(Freguesia da Golpilheira • Concelho da Batalha • Distrito de Leiria)
 
Karolina, a jovem de 25 anos que dá formação artística na Golpilheira

Karolina, a jovem de 25 anos que dá formação artística na Golpilheira

“Desabafo o que sinto por meio da pintura”

A Junta de Freguesia da Golpilheira está a organizar nas suas instalações, desde Março, uma oficina de pintura para residentes que aceitaram inscrever-se para aprender esta arte. Karolina Sudacova, de 25 anos, é a professora contratada para estas aulas.

Karolina é ucraniana e veio para Portugal, aos 4 anos, com os pais. Aos 8 anos, voltou para a Ucrânia para viver com os avós, tirou o curso de Artes Decorativas de Tecelagem, mas o coração ficou sempre em Portugal…

Entrevista de Ângela Susano

Aos 19 anos regressaste a Portugal. Conta-nos a tua experiência.

Voltei para Portugal com a minha irmã mais nova. Já não sabia falar português, tinha-me esquecido da língua portuguesa, então foi muito difícil arranjar cá trabalho. Decidimos ir para a Polónia e aos 21 anos fui trabalhar para a Eslováquia.

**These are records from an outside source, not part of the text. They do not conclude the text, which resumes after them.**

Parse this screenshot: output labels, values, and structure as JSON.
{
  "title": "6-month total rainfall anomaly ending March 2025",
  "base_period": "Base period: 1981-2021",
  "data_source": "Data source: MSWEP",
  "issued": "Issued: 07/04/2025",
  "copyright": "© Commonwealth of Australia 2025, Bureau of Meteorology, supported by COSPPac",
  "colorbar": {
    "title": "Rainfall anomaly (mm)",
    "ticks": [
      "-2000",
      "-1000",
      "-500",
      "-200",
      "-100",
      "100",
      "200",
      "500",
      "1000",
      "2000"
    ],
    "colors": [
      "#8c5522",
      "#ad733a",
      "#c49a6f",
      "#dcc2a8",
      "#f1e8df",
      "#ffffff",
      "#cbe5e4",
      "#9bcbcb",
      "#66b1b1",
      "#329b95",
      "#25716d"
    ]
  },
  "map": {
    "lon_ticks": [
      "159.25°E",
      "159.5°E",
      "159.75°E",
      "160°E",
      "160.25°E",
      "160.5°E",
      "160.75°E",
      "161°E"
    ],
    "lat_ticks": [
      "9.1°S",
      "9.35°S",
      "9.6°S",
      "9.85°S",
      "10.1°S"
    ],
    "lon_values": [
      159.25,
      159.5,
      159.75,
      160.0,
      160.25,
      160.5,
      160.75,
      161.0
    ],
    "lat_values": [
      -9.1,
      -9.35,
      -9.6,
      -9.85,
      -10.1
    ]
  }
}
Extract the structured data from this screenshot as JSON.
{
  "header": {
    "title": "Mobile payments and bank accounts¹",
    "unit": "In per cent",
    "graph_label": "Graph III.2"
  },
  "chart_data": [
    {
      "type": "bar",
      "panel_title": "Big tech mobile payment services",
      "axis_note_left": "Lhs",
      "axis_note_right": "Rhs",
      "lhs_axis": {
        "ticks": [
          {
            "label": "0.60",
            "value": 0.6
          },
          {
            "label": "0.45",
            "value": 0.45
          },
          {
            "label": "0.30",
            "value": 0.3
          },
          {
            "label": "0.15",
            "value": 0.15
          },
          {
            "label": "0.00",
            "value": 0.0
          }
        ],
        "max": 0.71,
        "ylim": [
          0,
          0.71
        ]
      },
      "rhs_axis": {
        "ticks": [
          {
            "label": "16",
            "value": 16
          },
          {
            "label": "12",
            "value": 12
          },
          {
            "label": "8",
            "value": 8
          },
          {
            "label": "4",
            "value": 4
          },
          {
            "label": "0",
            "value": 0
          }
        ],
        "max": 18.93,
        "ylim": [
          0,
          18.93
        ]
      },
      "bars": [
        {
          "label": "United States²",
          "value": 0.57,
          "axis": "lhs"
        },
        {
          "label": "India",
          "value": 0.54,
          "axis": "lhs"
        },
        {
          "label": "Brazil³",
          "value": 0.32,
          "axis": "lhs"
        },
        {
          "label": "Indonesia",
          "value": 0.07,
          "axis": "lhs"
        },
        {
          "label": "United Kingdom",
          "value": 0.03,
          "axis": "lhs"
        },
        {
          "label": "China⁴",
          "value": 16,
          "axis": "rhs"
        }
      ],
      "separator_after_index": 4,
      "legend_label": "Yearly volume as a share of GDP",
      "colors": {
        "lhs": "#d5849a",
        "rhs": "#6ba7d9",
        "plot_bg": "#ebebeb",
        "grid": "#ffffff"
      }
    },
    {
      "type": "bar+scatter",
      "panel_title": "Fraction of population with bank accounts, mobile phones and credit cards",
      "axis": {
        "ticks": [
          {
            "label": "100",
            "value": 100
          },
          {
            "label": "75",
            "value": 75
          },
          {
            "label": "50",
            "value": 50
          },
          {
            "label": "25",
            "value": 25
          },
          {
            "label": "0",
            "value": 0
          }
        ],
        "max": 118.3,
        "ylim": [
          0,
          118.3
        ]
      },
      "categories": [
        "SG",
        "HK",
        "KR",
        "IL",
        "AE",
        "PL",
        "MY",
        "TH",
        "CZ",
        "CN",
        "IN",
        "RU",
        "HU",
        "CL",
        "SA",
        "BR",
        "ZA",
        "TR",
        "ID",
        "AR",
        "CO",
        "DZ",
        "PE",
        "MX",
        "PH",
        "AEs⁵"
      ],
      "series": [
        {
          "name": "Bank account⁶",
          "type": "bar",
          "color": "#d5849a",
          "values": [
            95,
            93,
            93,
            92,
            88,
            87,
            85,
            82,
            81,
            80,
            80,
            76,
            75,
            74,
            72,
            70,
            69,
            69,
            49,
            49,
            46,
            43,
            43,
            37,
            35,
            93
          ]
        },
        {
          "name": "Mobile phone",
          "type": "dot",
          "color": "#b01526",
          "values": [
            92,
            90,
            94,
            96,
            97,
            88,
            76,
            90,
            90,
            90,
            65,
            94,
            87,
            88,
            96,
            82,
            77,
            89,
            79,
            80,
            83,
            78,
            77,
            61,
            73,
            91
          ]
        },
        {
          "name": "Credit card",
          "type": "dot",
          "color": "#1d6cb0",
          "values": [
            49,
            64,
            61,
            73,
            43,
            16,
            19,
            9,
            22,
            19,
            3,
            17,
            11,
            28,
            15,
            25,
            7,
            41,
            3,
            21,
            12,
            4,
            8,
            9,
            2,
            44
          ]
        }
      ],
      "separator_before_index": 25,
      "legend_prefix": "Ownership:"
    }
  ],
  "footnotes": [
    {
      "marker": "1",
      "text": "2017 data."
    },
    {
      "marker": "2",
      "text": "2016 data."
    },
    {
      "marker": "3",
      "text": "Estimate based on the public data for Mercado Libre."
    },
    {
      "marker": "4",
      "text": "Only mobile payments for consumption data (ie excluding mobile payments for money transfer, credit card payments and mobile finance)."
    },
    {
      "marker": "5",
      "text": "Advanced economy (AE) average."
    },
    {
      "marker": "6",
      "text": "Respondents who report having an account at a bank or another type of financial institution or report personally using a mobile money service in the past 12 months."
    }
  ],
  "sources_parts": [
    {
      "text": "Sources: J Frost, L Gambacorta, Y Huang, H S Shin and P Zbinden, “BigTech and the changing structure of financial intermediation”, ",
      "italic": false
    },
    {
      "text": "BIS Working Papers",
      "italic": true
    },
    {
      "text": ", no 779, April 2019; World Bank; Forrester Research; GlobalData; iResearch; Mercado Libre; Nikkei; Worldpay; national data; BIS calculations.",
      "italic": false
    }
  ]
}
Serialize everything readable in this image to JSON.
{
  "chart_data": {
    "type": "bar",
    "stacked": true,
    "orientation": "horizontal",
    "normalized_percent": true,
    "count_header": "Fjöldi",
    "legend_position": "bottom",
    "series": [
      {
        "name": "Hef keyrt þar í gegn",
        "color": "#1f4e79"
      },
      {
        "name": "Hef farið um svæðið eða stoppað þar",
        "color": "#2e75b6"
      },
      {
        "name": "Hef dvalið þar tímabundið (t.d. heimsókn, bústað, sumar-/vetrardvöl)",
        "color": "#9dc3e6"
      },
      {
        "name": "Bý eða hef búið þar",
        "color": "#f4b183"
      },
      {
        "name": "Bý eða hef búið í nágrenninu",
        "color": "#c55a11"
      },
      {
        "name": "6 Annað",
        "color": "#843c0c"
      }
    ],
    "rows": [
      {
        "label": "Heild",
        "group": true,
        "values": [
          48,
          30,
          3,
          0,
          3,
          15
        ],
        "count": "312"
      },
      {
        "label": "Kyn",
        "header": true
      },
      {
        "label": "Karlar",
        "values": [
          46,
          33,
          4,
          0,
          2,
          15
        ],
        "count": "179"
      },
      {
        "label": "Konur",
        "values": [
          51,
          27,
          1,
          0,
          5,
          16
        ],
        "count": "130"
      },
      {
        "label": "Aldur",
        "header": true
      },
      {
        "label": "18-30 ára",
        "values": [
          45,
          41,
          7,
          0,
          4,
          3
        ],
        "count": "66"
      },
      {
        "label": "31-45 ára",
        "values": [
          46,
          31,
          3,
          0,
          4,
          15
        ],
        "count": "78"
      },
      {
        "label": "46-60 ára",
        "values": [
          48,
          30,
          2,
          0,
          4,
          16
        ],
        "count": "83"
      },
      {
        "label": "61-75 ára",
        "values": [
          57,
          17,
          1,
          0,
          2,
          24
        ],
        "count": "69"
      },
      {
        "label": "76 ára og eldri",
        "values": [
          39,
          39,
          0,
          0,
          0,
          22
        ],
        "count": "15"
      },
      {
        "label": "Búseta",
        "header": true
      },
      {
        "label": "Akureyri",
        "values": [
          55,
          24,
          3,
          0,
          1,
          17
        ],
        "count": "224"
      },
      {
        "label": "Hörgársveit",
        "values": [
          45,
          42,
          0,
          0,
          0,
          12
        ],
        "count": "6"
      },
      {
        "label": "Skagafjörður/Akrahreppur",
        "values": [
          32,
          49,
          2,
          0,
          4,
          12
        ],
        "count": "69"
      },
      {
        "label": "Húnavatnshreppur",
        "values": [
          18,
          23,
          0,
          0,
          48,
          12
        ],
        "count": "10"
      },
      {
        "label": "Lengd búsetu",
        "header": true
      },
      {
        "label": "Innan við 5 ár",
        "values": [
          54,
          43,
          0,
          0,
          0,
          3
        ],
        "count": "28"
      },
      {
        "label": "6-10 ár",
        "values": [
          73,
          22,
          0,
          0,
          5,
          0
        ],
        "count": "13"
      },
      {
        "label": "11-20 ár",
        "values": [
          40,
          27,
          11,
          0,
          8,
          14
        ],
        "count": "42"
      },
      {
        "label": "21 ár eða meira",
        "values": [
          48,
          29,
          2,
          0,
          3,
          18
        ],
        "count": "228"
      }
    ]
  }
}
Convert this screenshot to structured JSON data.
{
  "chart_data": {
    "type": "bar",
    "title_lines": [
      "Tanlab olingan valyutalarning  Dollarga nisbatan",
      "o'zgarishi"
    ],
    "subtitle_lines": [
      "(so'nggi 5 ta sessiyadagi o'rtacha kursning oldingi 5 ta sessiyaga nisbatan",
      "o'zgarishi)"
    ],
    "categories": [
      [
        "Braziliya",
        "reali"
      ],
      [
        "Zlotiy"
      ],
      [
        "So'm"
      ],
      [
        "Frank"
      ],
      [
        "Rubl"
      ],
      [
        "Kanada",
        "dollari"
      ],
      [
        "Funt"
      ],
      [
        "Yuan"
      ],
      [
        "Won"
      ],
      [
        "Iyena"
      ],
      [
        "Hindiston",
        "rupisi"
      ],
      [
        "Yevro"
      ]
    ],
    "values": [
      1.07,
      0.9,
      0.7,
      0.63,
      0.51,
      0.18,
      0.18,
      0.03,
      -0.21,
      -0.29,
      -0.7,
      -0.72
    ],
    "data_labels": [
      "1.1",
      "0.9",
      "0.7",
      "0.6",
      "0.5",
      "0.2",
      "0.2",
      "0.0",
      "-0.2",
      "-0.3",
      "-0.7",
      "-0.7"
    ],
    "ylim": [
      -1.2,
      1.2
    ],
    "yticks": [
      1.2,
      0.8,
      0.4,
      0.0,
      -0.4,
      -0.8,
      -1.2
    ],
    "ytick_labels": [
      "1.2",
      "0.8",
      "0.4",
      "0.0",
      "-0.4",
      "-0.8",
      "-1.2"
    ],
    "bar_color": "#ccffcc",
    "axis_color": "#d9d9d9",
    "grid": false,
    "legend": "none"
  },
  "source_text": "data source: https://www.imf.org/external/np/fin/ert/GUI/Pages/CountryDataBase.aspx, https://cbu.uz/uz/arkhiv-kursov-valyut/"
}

Durante estes anos sentia-me um pouco perdida e andei a redescobrir-me. Qual seria o meu propósito e o meu lugar. Na Eslováquia trabalhava num restaurante, mas com a pandemia fechou e eu não conseguia voltar para a Ucrânia, porque as fronteiras estavam fechadas. Então, em Abril de 2020, voltei para Portugal e fiquei cá até hoje. Quando regressei, estive 6 meses a aprender, de novo, a língua portuguesa para depois procurar trabalho. Agora trabalho na Papelaria Americana.

Onde é que entra a pintura na tua vida?

A pintura funciona mais como um passatempo, porque é difícil viver apenas da pintura e dedicar-me como gostava. Em casa, nos meus tempos livres, estou sempre a pintar. Trabalho na Papelaria Americana e lá também dou formações de pintura a crianças e adultos.

Tenho muitos trabalhos em casa, tenho a casa cheia de telas, e tive a oportunidade de os expor. Fiz 2 exposições em Portugal, uma no Posto de Turismo de Leiria e outra na Biblioteca Municipal de Leiria.

Quando é que percebeste que gostavas de pintar?

Foi por volta dos 12 anos. Na escola, um professor pediu-nos para fazer um desenho ou uma pintura sobre o universo. Eu gostei muito da ideia. Inspirei-me num livro que me tinham oferecido sobre os planetas e os aliens e fiz uns desenhos com lápis de cor. Quando apresentei o trabalho na escola, ninguém acreditou que fui eu que o fiz. E eu não percebi o porquê de não acreditarem.

O desenho seria para participar num concurso. Eu tinha-o feito em A3 e o professor pediu-me para ficar na escola e voltar a fazer o trabalho num formato maior, em A1, para participar no concurso. Eu voltei a desenhar e o professor ficou impressionado, gostou muito do meu trabalho. Ganhei o 1.º lugar do concurso. Foi a primeira vez que ganhei alguma coisa e com um dom que eu nem sabia que tinha.

Ganhei o gosto pela pintura e o meu professor aconselhou-me a tirar o curso de artes. Mas a escola de artes ficava a 150 km de minha casa e o meu avô não me queria deixar ir sozinha. Eu só tinha 15 anos.

Fiquei naquela escola mais 1 ano e eu e o meu professor andámos a tentar convencer o meu avô para me deixar ir tirar o curso de artes. Eles queriam que eu seguisse medicina. Mas depois de concluir o 10.º ano, consegui ir para a Escola de Artes, com o apoio do meu avô.

Quando regressei a Portugal, a minha ideia era ir para a Universidade, mas precisava de dinheiro para estudar. Fui trabalhar e acabei por não voltar a pensar em ingressar na Universidade.

Porquê Portugal?

Sempre adorei o país. Portugal marcou muito a minha memória de infância, tive momentos felizes e sempre quis voltar para cá.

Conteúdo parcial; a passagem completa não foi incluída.